I was having issues with HTML -- just like in the early days of doing this, and something that never seems far. The last issue looked wonky but I wanted it done, and I don't edit after I post so I wanted to make this one was as solid as it could get. Those issues were back and breaking into the code only made it worse. I was about to let it go then I found I could change "Paragraph" (somehow its default) to "Normal" (suggesting that anything else is abnormal?) within the pull-down menu formatting for highlighted sections. It worked better than stripping out the formatting (which also should have worked anyway). So it's looking better to me (though that murky green background color will forever rankle me).

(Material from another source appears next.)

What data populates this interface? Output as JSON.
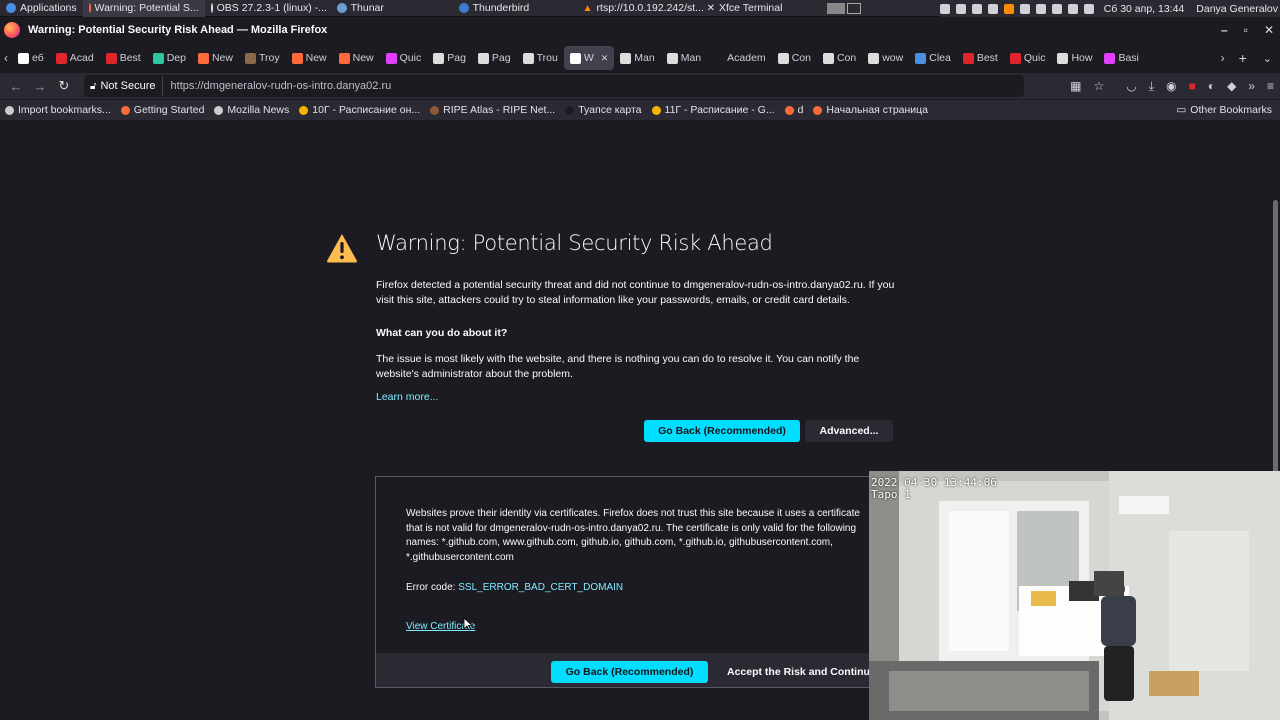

I've got enough content for another issue but I might be slowing down after that. Once I catch up with my reviews, there might not be much to include (unless I come up with something new, but that would be the biggest change I've had for this in the 28 years I've been doing it). I purposely slowed myself down by embarking on the Alan Moore Saga of the Swamp Thing opus; that's been since November and I'm only on the third book (of six) (and the first book was much of the time since, and I've been where I am now for weeks). I haven't been reading much, though lately I was squeezing in a little space for it (though still consuming magazines in the bathroom, plenty of articles by listening to them, and the occasional audiobook on the weekend). Once I've caught up on this I might reconfigure, but right now I'm going at the same speed. For this zine I've planned to keep it at the same pace as when we were in print, every two months (did we really do that? Even if we fell behind a few weeks, did we even aspire to do six issues a year? Did we ever even get close to that (or even have two months between any issues)?), but I might change that from my deadline (which slides considerably with no one to keep me to it, but that's still been my goal) to when I start working on it (or rather, editing and putting it together, since I write most of the content in line with my other writing tasks, usually well in advance). There's no sense in catching up too much, especially if I can't refill enough to keep up the pace. It's doubtful that will be too close to a couple months, seasonal might even be asking too much, but hopefully more before too long.